Because Peter Woit did not have a sufficient capacity to understand an essential point, let me emphasize that the theorem above has been really true in the case of tens of important dualities, and the initial five-minutes-long checks were followed by roughly 10 years of other tests. And the dualities have passed all of them.
Unfortunately, this principle was also applied years after the revolution when it was already incorrect. The dualities between the highly supersymmetric descriptions are most likely to be correct because both sides of the duality are extremely constrained and most likely unique. Together with a couple of checks, this proves the story.
But are we really sure that these dualities generalize to the non-supersymmetric context, for example? Most of the constraints go away and the quantitative precise checks are usually impossible. Virtually all conjectured non-supersymmetric dualities (except a few exceptions in the topological context) are suspicious, and even those that are true may be true only because we define one of the sides to be dual to the other - while other equally consistent definitions may exist, too.

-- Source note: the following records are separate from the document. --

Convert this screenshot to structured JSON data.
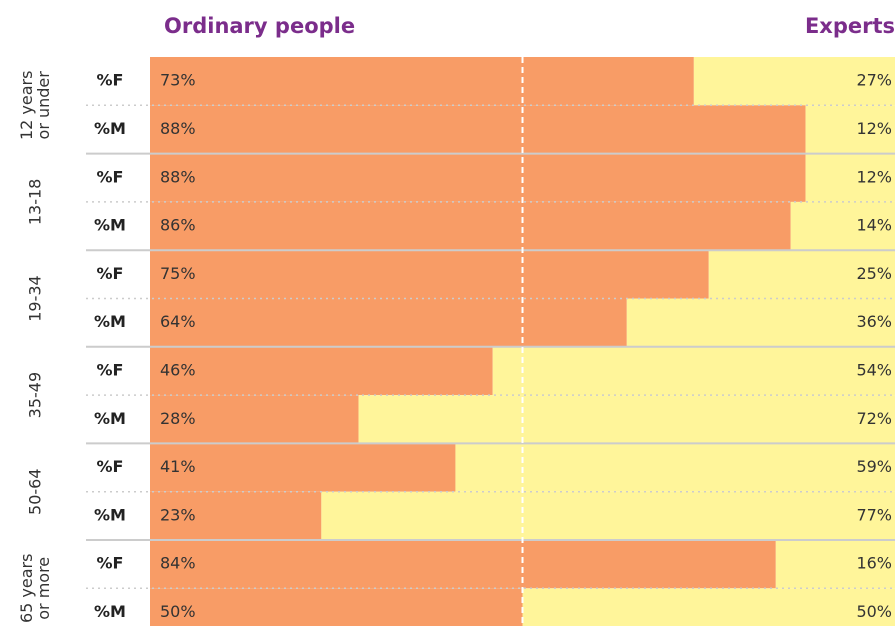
{
  "chart_data": {
    "type": "stacked_bar_horizontal",
    "categories": [
      "%F",
      "%M",
      "%F",
      "%M",
      "%F",
      "%M",
      "%F",
      "%M",
      "%F",
      "%M",
      "%F",
      "%M"
    ],
    "groups": [
      [
        "12 years",
        "or under"
      ],
      [
        "13-18"
      ],
      [
        "19-34"
      ],
      [
        "35-49"
      ],
      [
        "50-64"
      ],
      [
        "65 years",
        "or more"
      ]
    ],
    "series": [
      {
        "name": "Ordinary people",
        "color": "#f89c66",
        "values": [
          73,
          88,
          88,
          86,
          75,
          64,
          46,
          28,
          41,
          23,
          84,
          50
        ],
        "value_labels": [
          "73%",
          "88%",
          "88%",
          "86%",
          "75%",
          "64%",
          "46%",
          "28%",
          "41%",
          "23%",
          "84%",
          "50%"
        ]
      },
      {
        "name": "Experts",
        "color": "#fff59a",
        "values": [
          27,
          12,
          12,
          14,
          25,
          36,
          54,
          72,
          59,
          77,
          16,
          50
        ],
        "value_labels": [
          "27%",
          "12%",
          "12%",
          "14%",
          "25%",
          "36%",
          "54%",
          "72%",
          "59%",
          "77%",
          "16%",
          "50%"
        ]
      }
    ],
    "xlim": [
      0,
      100
    ],
    "reference_line": 50,
    "title_color": "#7b2d8b"
  }
}
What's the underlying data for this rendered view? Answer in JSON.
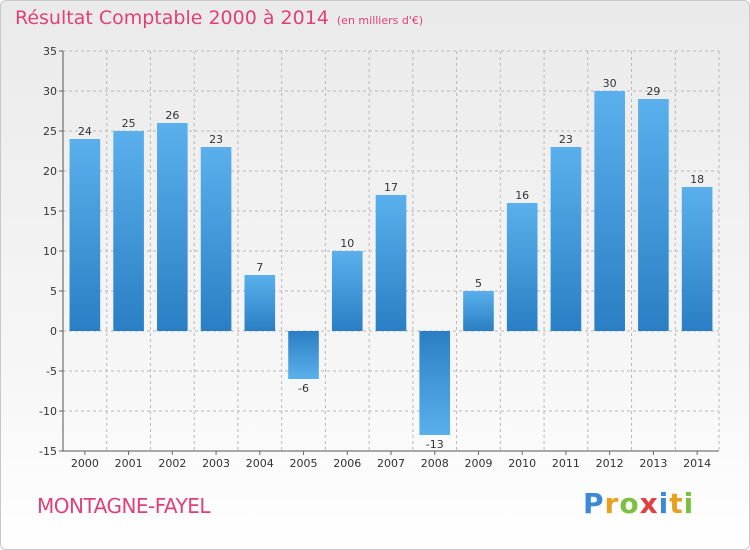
{
  "title": "Résultat Comptable 2000 à 2014",
  "subtitle": "(en milliers d'€)",
  "commune": "MONTAGNE-FAYEL",
  "logo_text": "Proxiti",
  "chart_data": {
    "type": "bar",
    "title": "Résultat Comptable 2000 à 2014",
    "subtitle": "(en milliers d'€)",
    "categories": [
      "2000",
      "2001",
      "2002",
      "2003",
      "2004",
      "2005",
      "2006",
      "2007",
      "2008",
      "2009",
      "2010",
      "2011",
      "2012",
      "2013",
      "2014"
    ],
    "values": [
      24,
      25,
      26,
      23,
      7,
      -6,
      10,
      17,
      -13,
      5,
      16,
      23,
      30,
      29,
      18
    ],
    "ylim": [
      -15,
      35
    ],
    "yticks": [
      -15,
      -10,
      -5,
      0,
      5,
      10,
      15,
      20,
      25,
      30,
      35
    ],
    "grid": true,
    "xlabel": "",
    "ylabel": "",
    "colors": {
      "bar_top": "#5ab0ec",
      "bar_bottom": "#2a7fc4",
      "grid": "#b8b8b8"
    }
  }
}
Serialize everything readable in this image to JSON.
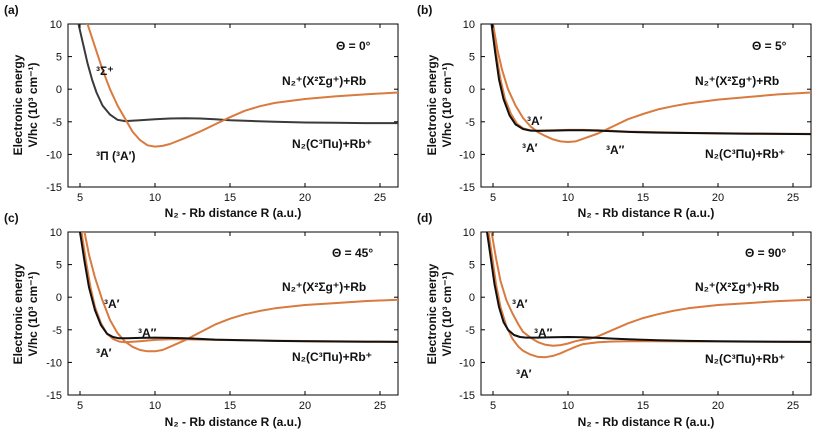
{
  "chart_data": [
    {
      "id": "a",
      "type": "line",
      "panel_label": "(a)",
      "angle_label": "Θ = 0°",
      "xlabel": "N₂ - Rb distance  R (a.u.)",
      "ylabel_top": "Electronic energy",
      "ylabel_bottom": "V/hc (10³ cm⁻¹)",
      "xlim": [
        4.2,
        26.2
      ],
      "ylim": [
        -15,
        10
      ],
      "xticks": [
        "5",
        "10",
        "15",
        "20",
        "25"
      ],
      "yticks": [
        "-15",
        "-10",
        "-5",
        "0",
        "5",
        "10"
      ],
      "asymptote_upper": "N₂⁺(X²Σg⁺)+Rb",
      "asymptote_lower": "N₂(C³Πu)+Rb⁺",
      "curve_labels": [
        {
          "text": "³Σ⁺",
          "color": "#222222"
        },
        {
          "text": "³Π (³A′)",
          "color": "#d97a3e"
        }
      ],
      "series": [
        {
          "name": "3Sigma+",
          "color": "#3a3a3a",
          "x": [
            4.9,
            5.2,
            5.5,
            5.8,
            6.1,
            6.5,
            7.0,
            7.5,
            8.0,
            9.0,
            10.0,
            11.0,
            12.0,
            13.0,
            14.0,
            15.0,
            16.0,
            18.0,
            20.0,
            22.0,
            24.0,
            26.2
          ],
          "y": [
            10,
            7,
            4,
            1.5,
            -0.5,
            -2.5,
            -3.9,
            -4.7,
            -4.9,
            -4.75,
            -4.6,
            -4.5,
            -4.45,
            -4.5,
            -4.6,
            -4.75,
            -4.85,
            -5.0,
            -5.1,
            -5.15,
            -5.2,
            -5.2
          ]
        },
        {
          "name": "3Pi (3A')",
          "color": "#d97a3e",
          "x": [
            5.5,
            6.0,
            6.5,
            7.0,
            7.5,
            8.0,
            8.5,
            9.0,
            9.5,
            10.0,
            10.5,
            11.0,
            12.0,
            13.0,
            14.0,
            15.0,
            16.0,
            17.0,
            18.0,
            20.0,
            22.0,
            24.0,
            26.2
          ],
          "y": [
            10,
            6.5,
            3,
            0,
            -2.5,
            -4.5,
            -6.5,
            -7.8,
            -8.6,
            -8.8,
            -8.7,
            -8.4,
            -7.5,
            -6.5,
            -5.4,
            -4.3,
            -3.3,
            -2.6,
            -2.1,
            -1.5,
            -1.1,
            -0.8,
            -0.5
          ]
        }
      ]
    },
    {
      "id": "b",
      "type": "line",
      "panel_label": "(b)",
      "angle_label": "Θ = 5°",
      "xlabel": "N₂ - Rb distance  R (a.u.)",
      "ylabel_top": "Electronic energy",
      "ylabel_bottom": "V/hc (10³ cm⁻¹)",
      "xlim": [
        4.2,
        26.2
      ],
      "ylim": [
        -15,
        10
      ],
      "xticks": [
        "5",
        "10",
        "15",
        "20",
        "25"
      ],
      "yticks": [
        "-15",
        "-10",
        "-5",
        "0",
        "5",
        "10"
      ],
      "asymptote_upper": "N₂⁺(X²Σg⁺)+Rb",
      "asymptote_lower": "N₂(C³Πu)+Rb⁺",
      "curve_labels": [
        {
          "text": "³A′",
          "color": "#d97a3e"
        },
        {
          "text": "³A′",
          "color": "#d97a3e"
        },
        {
          "text": "³A′′",
          "color": "#111111"
        }
      ],
      "series": [
        {
          "name": "3A' upper",
          "color": "#d97a3e",
          "x": [
            5.0,
            5.3,
            5.6,
            6.0,
            6.5,
            7.0,
            7.5,
            8.0,
            8.5,
            9.0,
            9.5,
            10.0,
            10.5,
            11.0,
            12.0,
            13.0,
            14.0,
            15.0,
            16.0,
            17.0,
            18.0,
            20.0,
            22.0,
            24.0,
            26.2
          ],
          "y": [
            10,
            6,
            3,
            0,
            -2.5,
            -4.4,
            -5.7,
            -6.6,
            -7.2,
            -7.7,
            -8.0,
            -8.1,
            -8.0,
            -7.6,
            -6.8,
            -5.7,
            -4.6,
            -3.8,
            -3.1,
            -2.6,
            -2.2,
            -1.6,
            -1.2,
            -0.8,
            -0.5
          ]
        },
        {
          "name": "3A' lower",
          "color": "#d97a3e",
          "x": [
            4.95,
            5.2,
            5.5,
            5.8,
            6.2,
            6.6,
            7.0,
            7.5,
            8.0,
            9.0,
            10.0,
            11.0,
            12.0,
            13.0,
            14.0,
            16.0,
            18.0,
            20.0,
            22.0,
            24.0,
            26.2
          ],
          "y": [
            10,
            5.5,
            1.5,
            -1.5,
            -3.8,
            -5.3,
            -6.0,
            -6.3,
            -6.35,
            -6.3,
            -6.25,
            -6.25,
            -6.3,
            -6.4,
            -6.5,
            -6.6,
            -6.7,
            -6.75,
            -6.8,
            -6.82,
            -6.85
          ]
        },
        {
          "name": "3A''",
          "color": "#111111",
          "x": [
            4.9,
            5.15,
            5.4,
            5.7,
            6.1,
            6.5,
            7.0,
            7.5,
            8.0,
            9.0,
            10.0,
            11.0,
            12.0,
            13.0,
            14.0,
            16.0,
            18.0,
            20.0,
            22.0,
            24.0,
            26.2
          ],
          "y": [
            10,
            5.5,
            1.5,
            -1.5,
            -4.0,
            -5.4,
            -6.1,
            -6.35,
            -6.4,
            -6.35,
            -6.3,
            -6.3,
            -6.35,
            -6.45,
            -6.55,
            -6.65,
            -6.72,
            -6.78,
            -6.82,
            -6.85,
            -6.88
          ]
        }
      ]
    },
    {
      "id": "c",
      "type": "line",
      "panel_label": "(c)",
      "angle_label": "Θ = 45°",
      "xlabel": "N₂ - Rb distance  R (a.u.)",
      "ylabel_top": "Electronic energy",
      "ylabel_bottom": "V/hc (10³ cm⁻¹)",
      "xlim": [
        4.2,
        26.2
      ],
      "ylim": [
        -15,
        10
      ],
      "xticks": [
        "5",
        "10",
        "15",
        "20",
        "25"
      ],
      "yticks": [
        "-15",
        "-10",
        "-5",
        "0",
        "5",
        "10"
      ],
      "asymptote_upper": "N₂⁺(X²Σg⁺)+Rb",
      "asymptote_lower": "N₂(C³Πu)+Rb⁺",
      "curve_labels": [
        {
          "text": "³A′",
          "color": "#d97a3e"
        },
        {
          "text": "³A′′",
          "color": "#111111"
        },
        {
          "text": "³A′",
          "color": "#d97a3e"
        }
      ],
      "series": [
        {
          "name": "3A' upper",
          "color": "#d97a3e",
          "x": [
            5.3,
            5.6,
            6.0,
            6.5,
            7.0,
            7.5,
            8.0,
            8.5,
            9.0,
            9.5,
            10.0,
            10.5,
            11.0,
            12.0,
            13.0,
            14.0,
            15.0,
            16.0,
            17.0,
            18.0,
            20.0,
            22.0,
            24.0,
            26.2
          ],
          "y": [
            10,
            6.5,
            3,
            -0.5,
            -3.5,
            -5.5,
            -6.8,
            -7.6,
            -8.1,
            -8.3,
            -8.3,
            -8.1,
            -7.6,
            -6.6,
            -5.4,
            -4.2,
            -3.3,
            -2.6,
            -2.1,
            -1.7,
            -1.2,
            -0.9,
            -0.6,
            -0.4
          ]
        },
        {
          "name": "3A' lower",
          "color": "#d97a3e",
          "x": [
            5.1,
            5.4,
            5.7,
            6.0,
            6.4,
            6.8,
            7.2,
            7.6,
            8.0,
            9.0,
            10.0,
            11.0,
            12.0,
            13.0,
            14.0,
            16.0,
            18.0,
            20.0,
            22.0,
            24.0,
            26.2
          ],
          "y": [
            10,
            5.5,
            1.5,
            -1.5,
            -4.0,
            -5.6,
            -6.4,
            -6.8,
            -6.9,
            -6.75,
            -6.55,
            -6.45,
            -6.45,
            -6.5,
            -6.55,
            -6.62,
            -6.68,
            -6.72,
            -6.76,
            -6.8,
            -6.82
          ]
        },
        {
          "name": "3A''",
          "color": "#111111",
          "x": [
            5.0,
            5.3,
            5.6,
            6.0,
            6.4,
            6.8,
            7.2,
            7.6,
            8.0,
            9.0,
            10.0,
            11.0,
            12.0,
            13.0,
            14.0,
            16.0,
            18.0,
            20.0,
            22.0,
            24.0,
            26.2
          ],
          "y": [
            10,
            5.5,
            1.5,
            -2.0,
            -4.3,
            -5.6,
            -6.1,
            -6.3,
            -6.3,
            -6.25,
            -6.2,
            -6.25,
            -6.3,
            -6.4,
            -6.5,
            -6.6,
            -6.7,
            -6.75,
            -6.8,
            -6.82,
            -6.85
          ]
        }
      ]
    },
    {
      "id": "d",
      "type": "line",
      "panel_label": "(d)",
      "angle_label": "Θ = 90°",
      "xlabel": "N₂ - Rb distance  R (a.u.)",
      "ylabel_top": "Electronic energy",
      "ylabel_bottom": "V/hc (10³ cm⁻¹)",
      "xlim": [
        4.2,
        26.2
      ],
      "ylim": [
        -15,
        10
      ],
      "xticks": [
        "5",
        "10",
        "15",
        "20",
        "25"
      ],
      "yticks": [
        "-15",
        "-10",
        "-5",
        "0",
        "5",
        "10"
      ],
      "asymptote_upper": "N₂⁺(X²Σg⁺)+Rb",
      "asymptote_lower": "N₂(C³Πu)+Rb⁺",
      "curve_labels": [
        {
          "text": "³A′",
          "color": "#d97a3e"
        },
        {
          "text": "³A′′",
          "color": "#111111"
        },
        {
          "text": "³A′",
          "color": "#d97a3e"
        }
      ],
      "series": [
        {
          "name": "3A' upper",
          "color": "#d97a3e",
          "x": [
            4.9,
            5.2,
            5.5,
            5.9,
            6.3,
            6.7,
            7.0,
            7.5,
            8.0,
            8.5,
            9.0,
            9.5,
            10.0,
            10.5,
            11.0,
            11.5,
            12.0,
            13.0,
            14.0,
            15.0,
            16.0,
            17.0,
            18.0,
            20.0,
            22.0,
            24.0,
            26.2
          ],
          "y": [
            10,
            6,
            2.5,
            -0.5,
            -2.5,
            -4.2,
            -5.3,
            -6.2,
            -6.9,
            -7.3,
            -7.45,
            -7.35,
            -7.1,
            -6.75,
            -6.5,
            -6.35,
            -6.0,
            -5.0,
            -4.0,
            -3.2,
            -2.6,
            -2.1,
            -1.7,
            -1.2,
            -0.9,
            -0.6,
            -0.4
          ]
        },
        {
          "name": "3A' lower",
          "color": "#d97a3e",
          "x": [
            4.7,
            4.95,
            5.2,
            5.5,
            5.9,
            6.3,
            6.7,
            7.0,
            7.5,
            8.0,
            8.5,
            9.0,
            9.5,
            10.0,
            10.5,
            11.0,
            12.0,
            13.0,
            14.0,
            16.0,
            18.0,
            20.0,
            22.0,
            24.0,
            26.2
          ],
          "y": [
            10,
            6,
            2,
            -1.5,
            -4.5,
            -6.4,
            -7.6,
            -8.2,
            -8.8,
            -9.15,
            -9.2,
            -9.0,
            -8.6,
            -8.1,
            -7.6,
            -7.2,
            -6.9,
            -6.8,
            -6.75,
            -6.75,
            -6.78,
            -6.8,
            -6.82,
            -6.84,
            -6.85
          ]
        },
        {
          "name": "3A''",
          "color": "#111111",
          "x": [
            4.6,
            4.85,
            5.1,
            5.4,
            5.7,
            6.0,
            6.4,
            6.8,
            7.2,
            7.6,
            8.0,
            9.0,
            10.0,
            11.0,
            12.0,
            13.0,
            14.0,
            16.0,
            18.0,
            20.0,
            22.0,
            24.0,
            26.2
          ],
          "y": [
            10,
            6,
            2,
            -1.5,
            -3.8,
            -5.0,
            -5.8,
            -6.1,
            -6.2,
            -6.2,
            -6.2,
            -6.15,
            -6.1,
            -6.15,
            -6.25,
            -6.35,
            -6.45,
            -6.6,
            -6.7,
            -6.75,
            -6.8,
            -6.82,
            -6.85
          ]
        }
      ]
    }
  ]
}
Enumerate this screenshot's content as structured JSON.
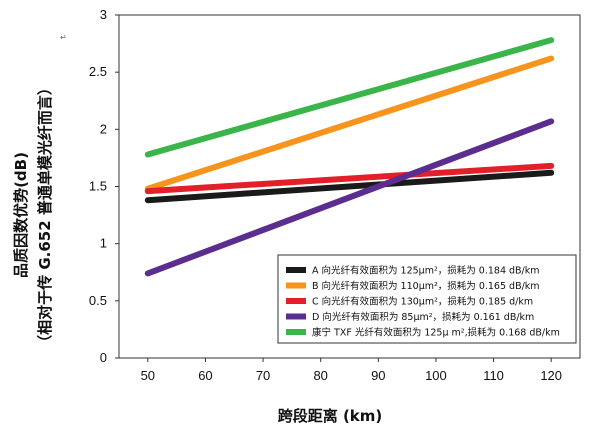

One can't really get a result for free and until one finds the correct theory that can be checked arbitrarily precisely, there is a principle of complementarity between the number of tools and possibilities that may be used to explain XY, and the probability that such a constructed explanation is correct. If we just decide do solve some of our problems by adding many new tools (or many backgrounds), it may help, but unless there are independent arguments, such a move also reduces the probability that the solution is correct. Only if an independent argument - that the probability of the model's being correct drops less than the amount of arbitrary assumptions and players we add - exists, one may talk about progress. Otherwise it's just a confusing violation of Occam's razor.